I liked it. I liked it a whole lot. I smiled as I walked out of the theater and passed by the next audience as they waited their turn, because I knew they were going to see something special. It wasn’t always that way. Though the movie begins with a very atmospheric tone and it is full of beauty and wonder, it takes a bit more time than I am used to for the story to arise. Because of that, my wife walked out early. I stayed, because– while it was slow to progress– I wasn’t in any kind of a rush and I still felt compelled to keep watching.
In no time my patience was rewarded, because once the plot is set into motion it is absolutely riveting cinema. I Loved Rise but Dawn has a very distinct Planet of the apes quality. We spend more time with the apes as they begin their civilization and are able to see crucial actions that seal the planet’s destiny (I was admonished by a reader a few years ago when I revealed that the planet was indeed Earth, so I won’t do that again. Oops.).
The film is rich in beauty and theatrics. It was like “Shakespeare in the Forest” I am impressed with how far the franchise, and indeed sci-fi films in general (if you look to the right examples) have come in terms of clear vision. Where fantasy once was vague, where panels and cels once had limited illustrations drawn to suggest, or imply a setting, we now have the ability to breath full life into a thing and experience it in a way that feels real and therefore makes more accessible it’s hidden truths.

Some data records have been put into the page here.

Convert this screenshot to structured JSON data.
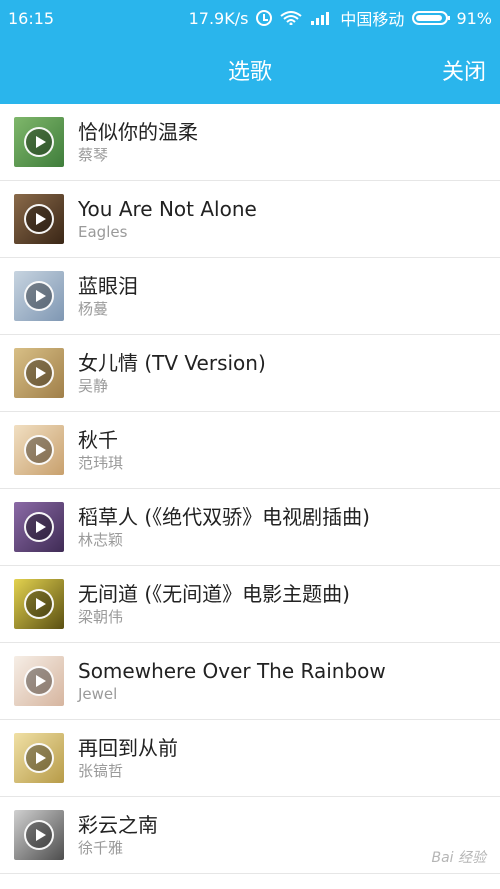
{
  "status_bar": {
    "time": "16:15",
    "speed": "17.9K/s",
    "carrier": "中国移动",
    "battery": "91%",
    "icons": [
      "alarm-icon",
      "wifi-icon",
      "signal-icon",
      "battery-icon"
    ]
  },
  "header": {
    "title": "选歌",
    "close_label": "关闭",
    "color": "#2ab5ec"
  },
  "songs": [
    {
      "title": "恰似你的温柔",
      "artist": "蔡琴",
      "art_color": "#6aa55a"
    },
    {
      "title": "You Are Not Alone",
      "artist": "Eagles",
      "art_color": "#6b4a2c"
    },
    {
      "title": "蓝眼泪",
      "artist": "杨蔓",
      "art_color": "#a7b7c7"
    },
    {
      "title": "女儿情 (TV Version)",
      "artist": "吴静",
      "art_color": "#bfa06a"
    },
    {
      "title": "秋千",
      "artist": "范玮琪",
      "art_color": "#e3c49a"
    },
    {
      "title": "稻草人 (《绝代双骄》电视剧插曲)",
      "artist": "林志颖",
      "art_color": "#6b4a86"
    },
    {
      "title": "无间道 (《无间道》电影主题曲)",
      "artist": "梁朝伟",
      "art_color": "#c9b32a"
    },
    {
      "title": "Somewhere Over The Rainbow",
      "artist": "Jewel",
      "art_color": "#e6d2c2"
    },
    {
      "title": "再回到从前",
      "artist": "张镐哲",
      "art_color": "#d6c17a"
    },
    {
      "title": "彩云之南",
      "artist": "徐千雅",
      "art_color": "#8b8b8b"
    }
  ],
  "watermark": "Bai 经验"
}
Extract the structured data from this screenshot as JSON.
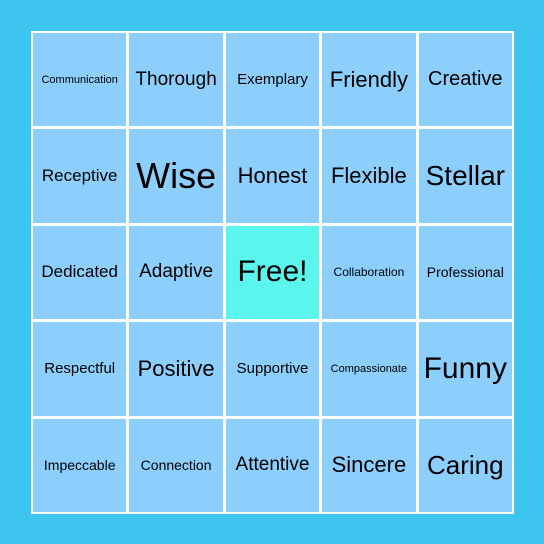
{
  "colors": {
    "background": "#3dc4ef",
    "cell": "#8ccffd",
    "free_cell": "#5af5ec",
    "grid_lines": "#ffffff"
  },
  "board": {
    "rows": [
      [
        "Communication",
        "Thorough",
        "Exemplary",
        "Friendly",
        "Creative"
      ],
      [
        "Receptive",
        "Wise",
        "Honest",
        "Flexible",
        "Stellar"
      ],
      [
        "Dedicated",
        "Adaptive",
        "Free!",
        "Collaboration",
        "Professional"
      ],
      [
        "Respectful",
        "Positive",
        "Supportive",
        "Compassionate",
        "Funny"
      ],
      [
        "Impeccable",
        "Connection",
        "Attentive",
        "Sincere",
        "Caring"
      ]
    ]
  }
}
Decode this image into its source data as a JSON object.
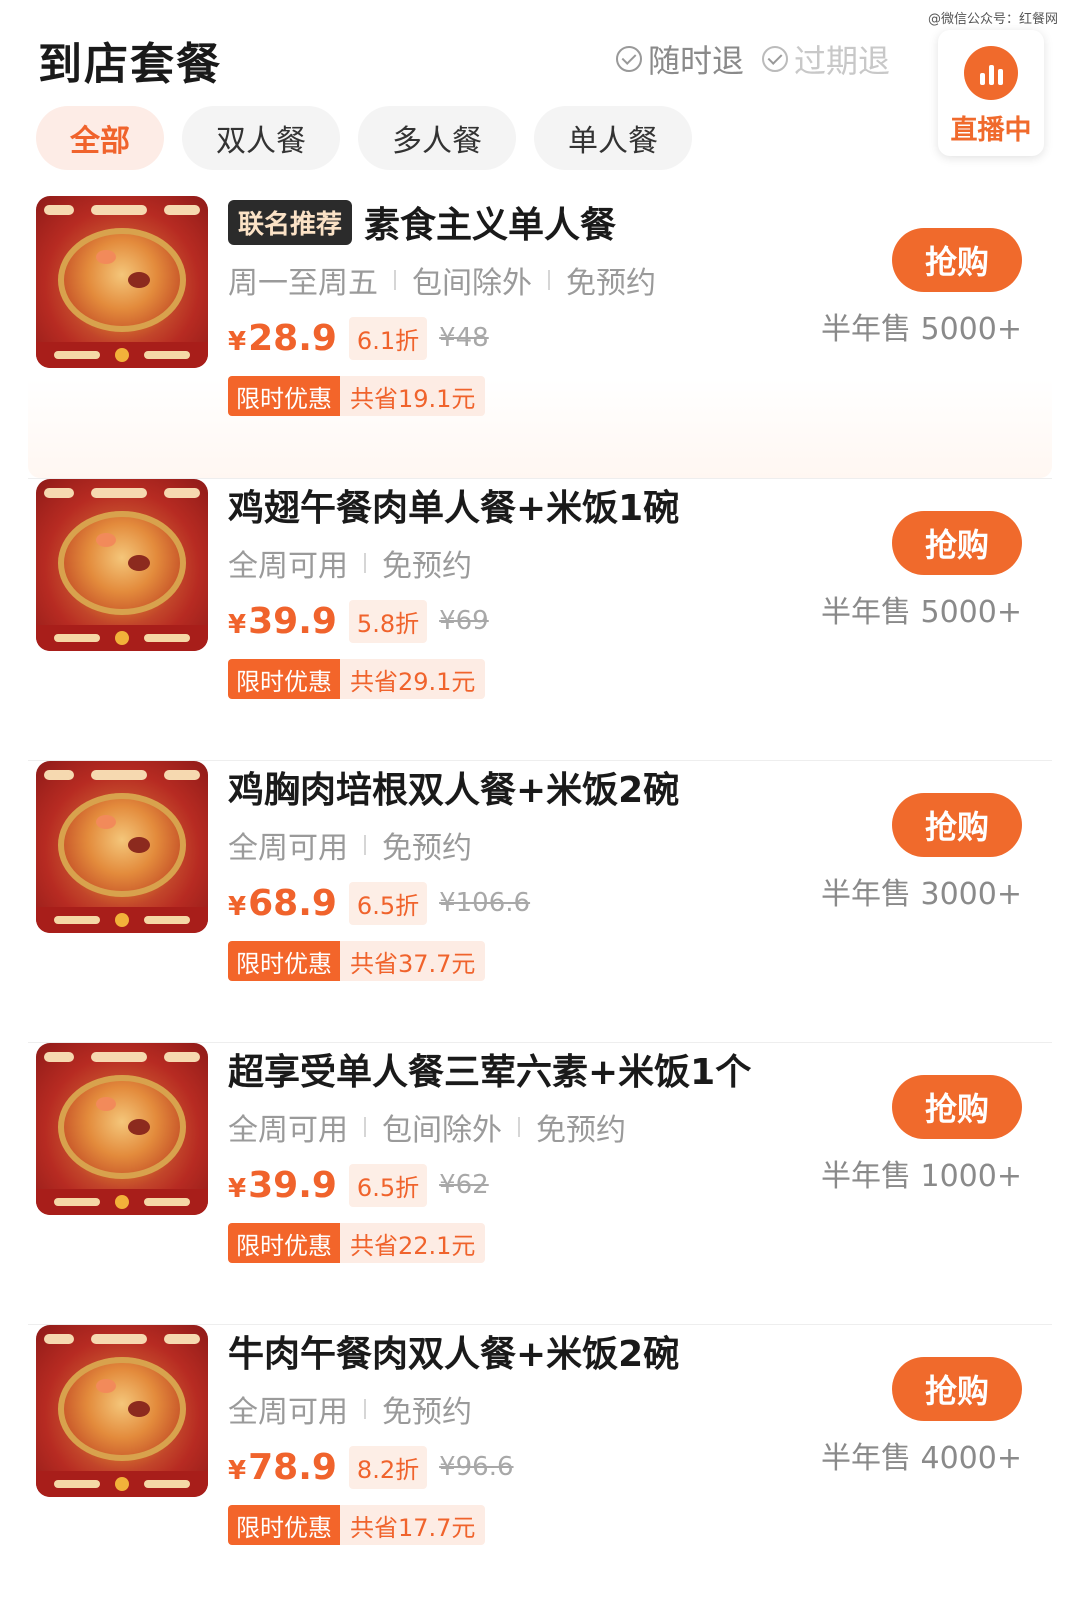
{
  "watermark": "@微信公众号：红餐网",
  "header": {
    "title": "到店套餐",
    "guarantees": [
      "随时退",
      "过期退"
    ],
    "live_label": "直播中"
  },
  "filters": [
    "全部",
    "双人餐",
    "多人餐",
    "单人餐"
  ],
  "accent_color": "#f06a2c",
  "deals": [
    {
      "badge": "联名推荐",
      "title": "素食主义单人餐",
      "tags": [
        "周一至周五",
        "包间除外",
        "免预约"
      ],
      "currency": "¥",
      "price": "28.9",
      "discount": "6.1折",
      "original_price": "¥48",
      "promo_label": "限时优惠",
      "promo_save": "共省19.1元",
      "buy_label": "抢购",
      "sales": "半年售 5000+"
    },
    {
      "badge": "",
      "title": "鸡翅午餐肉单人餐+米饭1碗",
      "tags": [
        "全周可用",
        "免预约"
      ],
      "currency": "¥",
      "price": "39.9",
      "discount": "5.8折",
      "original_price": "¥69",
      "promo_label": "限时优惠",
      "promo_save": "共省29.1元",
      "buy_label": "抢购",
      "sales": "半年售 5000+"
    },
    {
      "badge": "",
      "title": "鸡胸肉培根双人餐+米饭2碗",
      "tags": [
        "全周可用",
        "免预约"
      ],
      "currency": "¥",
      "price": "68.9",
      "discount": "6.5折",
      "original_price": "¥106.6",
      "promo_label": "限时优惠",
      "promo_save": "共省37.7元",
      "buy_label": "抢购",
      "sales": "半年售 3000+"
    },
    {
      "badge": "",
      "title": "超享受单人餐三荤六素+米饭1个",
      "tags": [
        "全周可用",
        "包间除外",
        "免预约"
      ],
      "currency": "¥",
      "price": "39.9",
      "discount": "6.5折",
      "original_price": "¥62",
      "promo_label": "限时优惠",
      "promo_save": "共省22.1元",
      "buy_label": "抢购",
      "sales": "半年售 1000+"
    },
    {
      "badge": "",
      "title": "牛肉午餐肉双人餐+米饭2碗",
      "tags": [
        "全周可用",
        "免预约"
      ],
      "currency": "¥",
      "price": "78.9",
      "discount": "8.2折",
      "original_price": "¥96.6",
      "promo_label": "限时优惠",
      "promo_save": "共省17.7元",
      "buy_label": "抢购",
      "sales": "半年售 4000+"
    }
  ]
}
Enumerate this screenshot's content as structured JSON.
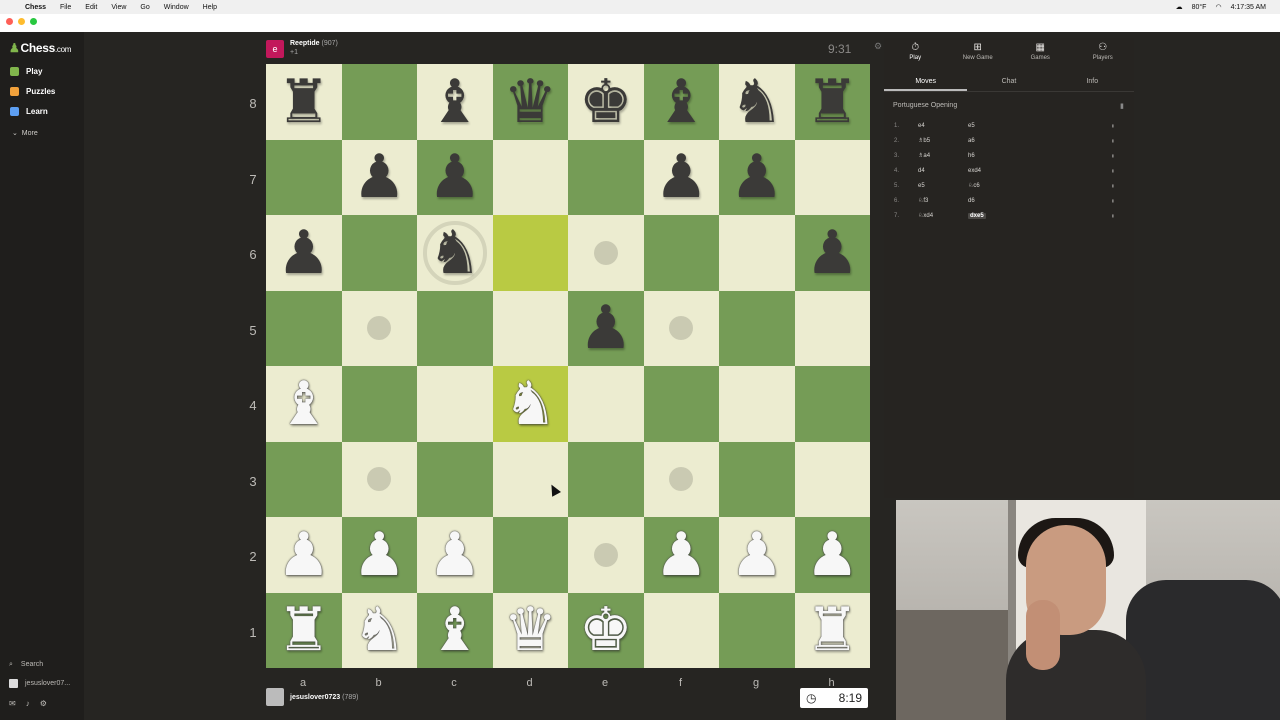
{
  "menubar": {
    "app": "Chess",
    "items": [
      "File",
      "Edit",
      "View",
      "Go",
      "Window",
      "Help"
    ],
    "weather": "80°F",
    "time": "4:17:35 AM"
  },
  "sidebar": {
    "logo_main": "Chess",
    "logo_suffix": ".com",
    "items": [
      {
        "label": "Play",
        "color": "#81b64c"
      },
      {
        "label": "Puzzles",
        "color": "#f1a13b"
      },
      {
        "label": "Learn",
        "color": "#5d9ff2"
      }
    ],
    "more": "More",
    "search": "Search",
    "username": "jesuslover07..."
  },
  "opponent": {
    "initial": "e",
    "name": "Reeptide",
    "rating": "(907)",
    "sub": "+1",
    "clock": "9:31"
  },
  "me": {
    "name": "jesuslover0723",
    "rating": "(789)",
    "clock": "8:19"
  },
  "board": {
    "files": [
      "a",
      "b",
      "c",
      "d",
      "e",
      "f",
      "g",
      "h"
    ],
    "ranks": [
      "8",
      "7",
      "6",
      "5",
      "4",
      "3",
      "2",
      "1"
    ],
    "position": [
      [
        "bR",
        "",
        "bB",
        "bQ",
        "bK",
        "bB",
        "bN",
        "bR"
      ],
      [
        "",
        "bP",
        "bP",
        "",
        "",
        "bP",
        "bP",
        ""
      ],
      [
        "bP",
        "",
        "bN",
        "",
        "",
        "",
        "",
        "bP"
      ],
      [
        "",
        "",
        "",
        "",
        "bP",
        "",
        "",
        ""
      ],
      [
        "wB",
        "",
        "",
        "wN",
        "",
        "",
        "",
        ""
      ],
      [
        "",
        "",
        "",
        "",
        "",
        "",
        "",
        ""
      ],
      [
        "wP",
        "wP",
        "wP",
        "",
        "",
        "wP",
        "wP",
        "wP"
      ],
      [
        "wR",
        "wN",
        "wB",
        "wQ",
        "wK",
        "",
        "",
        "wR"
      ]
    ],
    "highlights": [
      "d6",
      "d4"
    ],
    "selected": "c6",
    "hints": [
      "e6",
      "b5",
      "f5",
      "b3",
      "f3",
      "e2"
    ],
    "light_color": "#ececd0",
    "dark_color": "#759c56"
  },
  "panel": {
    "tabs": [
      {
        "label": "Play",
        "icon": "stopwatch-icon"
      },
      {
        "label": "New Game",
        "icon": "plus-square-icon"
      },
      {
        "label": "Games",
        "icon": "board-icon"
      },
      {
        "label": "Players",
        "icon": "people-icon"
      }
    ],
    "subtabs": [
      "Moves",
      "Chat",
      "Info"
    ],
    "opening": "Portuguese Opening",
    "moves": [
      {
        "n": "1.",
        "w": "e4",
        "b": "e5"
      },
      {
        "n": "2.",
        "w": "♗b5",
        "b": "a6"
      },
      {
        "n": "3.",
        "w": "♗a4",
        "b": "h6"
      },
      {
        "n": "4.",
        "w": "d4",
        "b": "exd4"
      },
      {
        "n": "5.",
        "w": "e5",
        "b": "♘c6"
      },
      {
        "n": "6.",
        "w": "♘f3",
        "b": "d6"
      },
      {
        "n": "7.",
        "w": "♘xd4",
        "b": "dxe5"
      }
    ]
  }
}
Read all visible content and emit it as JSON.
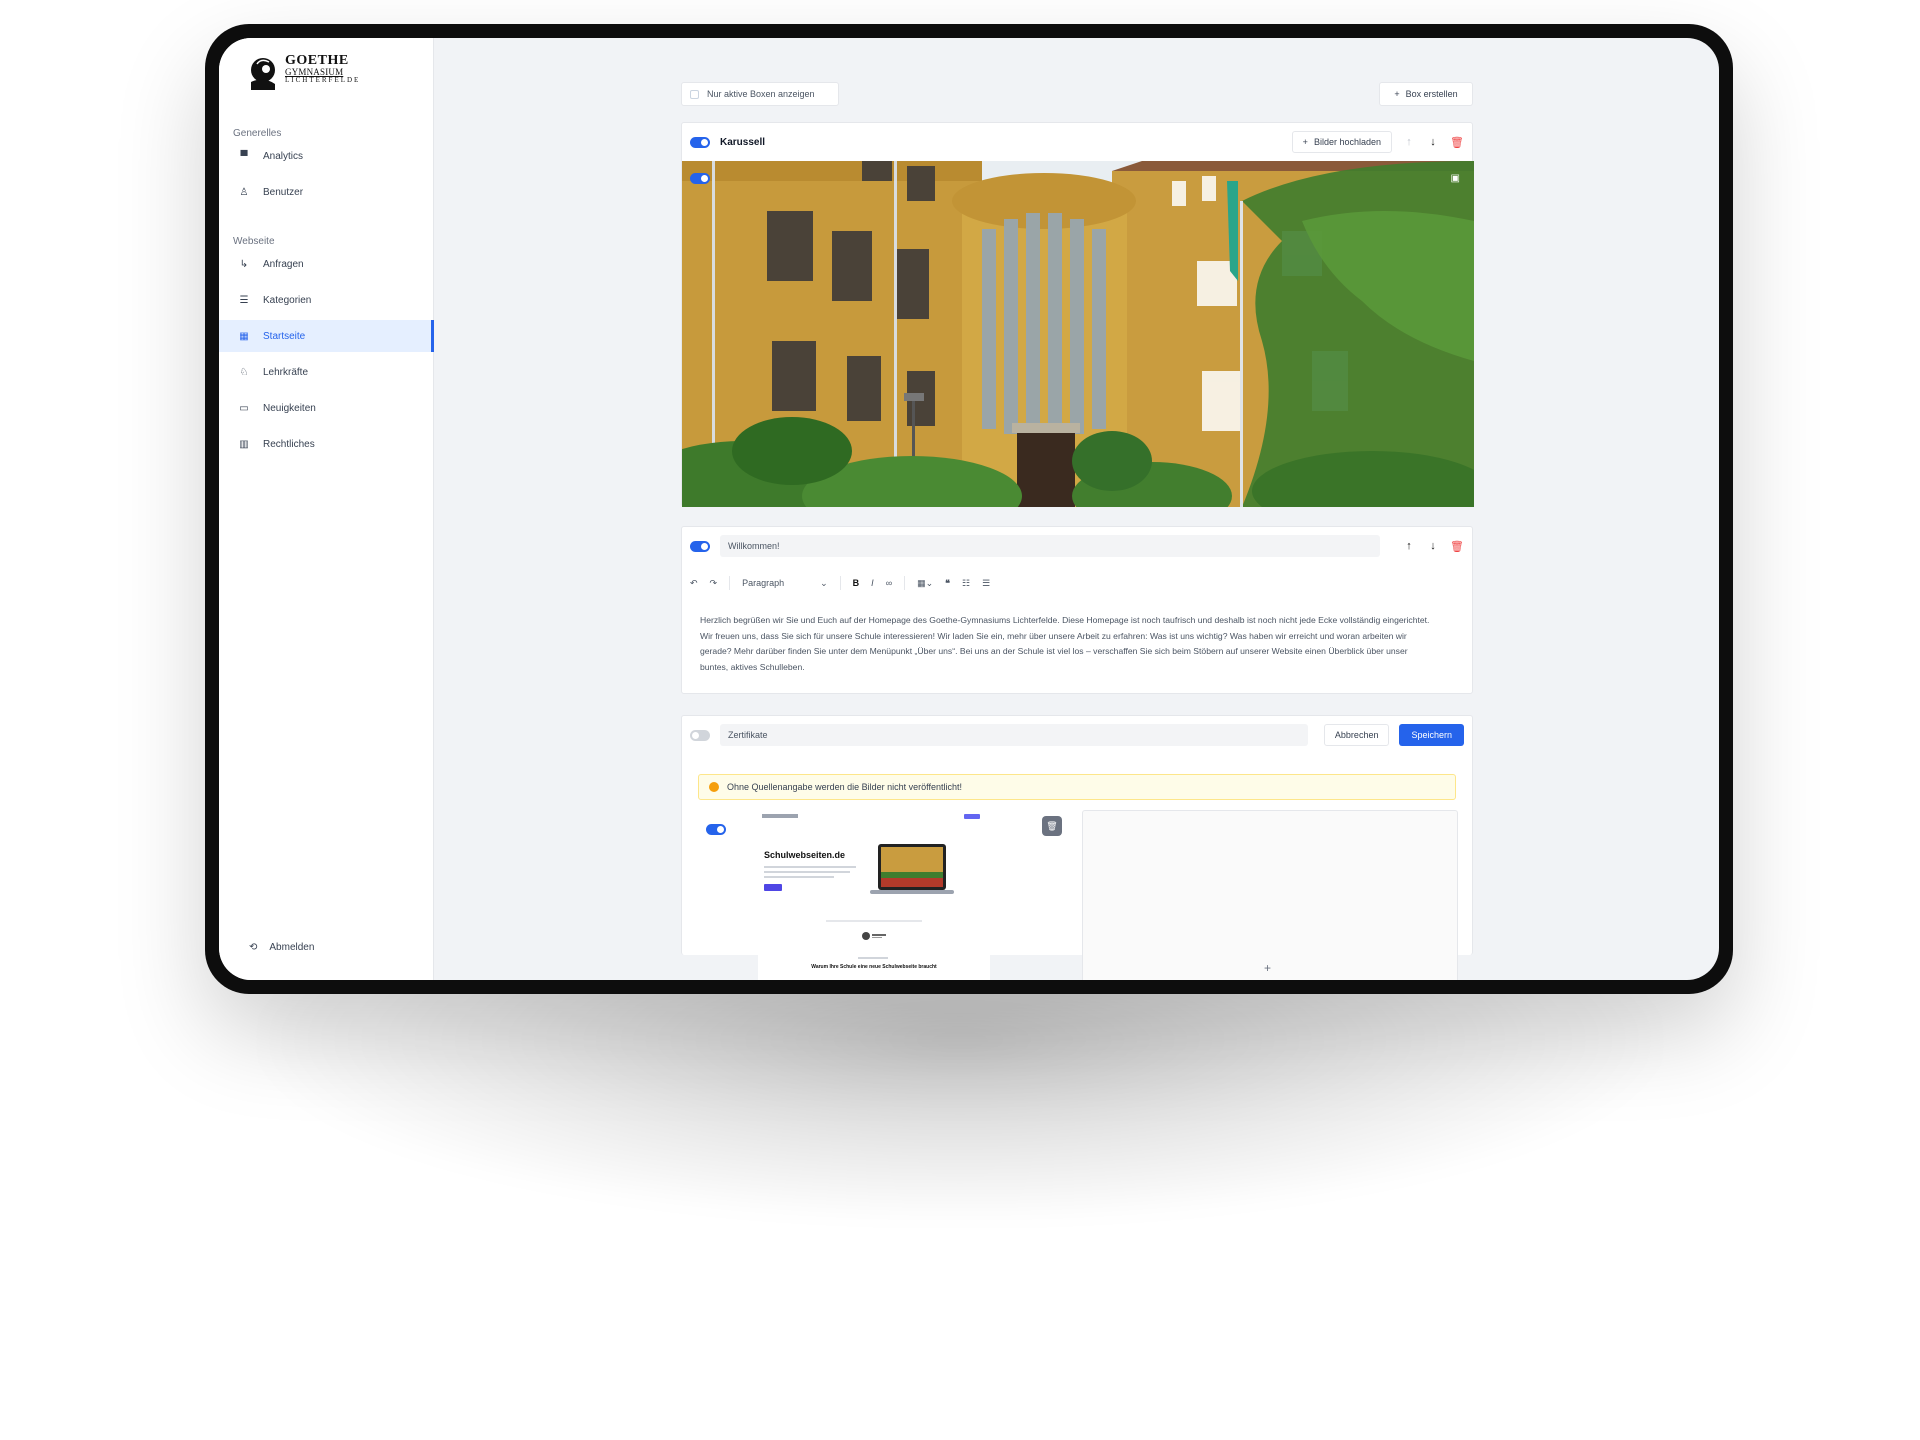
{
  "logo": {
    "line1": "GOETHE",
    "line2": "GYMNASIUM",
    "line3": "LICHTERFELDE"
  },
  "sidebar": {
    "section1": "Generelles",
    "section2": "Webseite",
    "items": [
      {
        "label": "Analytics",
        "icon": "chart-icon"
      },
      {
        "label": "Benutzer",
        "icon": "user-icon"
      },
      {
        "label": "Anfragen",
        "icon": "inquiry-icon"
      },
      {
        "label": "Kategorien",
        "icon": "list-icon"
      },
      {
        "label": "Startseite",
        "icon": "grid-icon"
      },
      {
        "label": "Lehrkräfte",
        "icon": "teacher-icon"
      },
      {
        "label": "Neuigkeiten",
        "icon": "calendar-icon"
      },
      {
        "label": "Rechtliches",
        "icon": "bank-icon"
      }
    ],
    "active": "Startseite",
    "logout": "Abmelden"
  },
  "toolbar": {
    "filter_label": "Nur aktive Boxen anzeigen",
    "create_label": "Box erstellen"
  },
  "carousel": {
    "title": "Karussell",
    "upload_label": "Bilder hochladen"
  },
  "welcome": {
    "title": "Willkommen!",
    "format": "Paragraph",
    "text": "Herzlich begrüßen wir Sie und Euch auf der Homepage des Goethe-Gymnasiums Lichterfelde. Diese Homepage ist noch taufrisch und deshalb ist noch nicht jede Ecke vollständig eingerichtet. Wir freuen uns, dass Sie sich für unsere Schule interessieren! Wir laden Sie ein, mehr über unsere Arbeit zu erfahren: Was ist uns wichtig? Was haben wir erreicht und woran arbeiten wir gerade? Mehr darüber finden Sie unter dem Menüpunkt „Über uns“. Bei uns an der Schule ist viel los – verschaffen Sie sich beim Stöbern auf unserer Website einen Überblick über unser buntes, aktives Schulleben."
  },
  "certificates": {
    "title": "Zertifikate",
    "cancel_label": "Abbrechen",
    "save_label": "Speichern",
    "warning": "Ohne Quellenangabe werden die Bilder nicht veröffentlicht!",
    "preview_title": "Schulwebseiten.de",
    "preview_heading": "Warum Ihre Schule eine neue Schulwebseite braucht"
  },
  "colors": {
    "accent": "#2563eb",
    "danger": "#ef4444",
    "warning": "#f59e0b",
    "sidebar_active_bg": "#e5efff"
  }
}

I think the limitations in the past in adapting a work of science fiction have largely been due to lack of contextual information. I think we can see this in Tim Burton’s Planet of the Apes. While Burton is next to none in the imagination department and his designs were wonderful, the film lacked the sense of relevance the most recent films have given. Could be that the element of mystery involved prior to Rise prohibited too much contextualizing, but the new story arc is all the better because of that shattered barrier.
With absolutely splendid photography and sets, digital effects and a haunting score by the prodigious Michael Giacchino we are given an all access pass to an intriguing and eerily familiar alternate reality and we get to bear witness to history in the making as Caesar and his kind face their greatest trial yet and the fate of the relationship between Man and Ape hangs in the balance.
I think it goes without saying at this point how Andy Serkis’ character work bonds so well to the mo-cap technology and the expressiveness of the apes is awe inspiring. What may yet go unspoken, or at least not praised highly enough is the performance of Toby Kebbell, a 32 year old actor I’ve never heard of before, but look forward to seeing again as Victor Von Doom in next year’s Fantastic Four. Toby steals the movie as Koba, a scarred and tortured ape saved by Caesar and ruled by an unforgiving malice toward humanity to the extend that his bond with Caesar is severely tested. If Sylvester Stallone makes an Expendables 4, it absolutely must include Koba. Make it happen, Hollywood.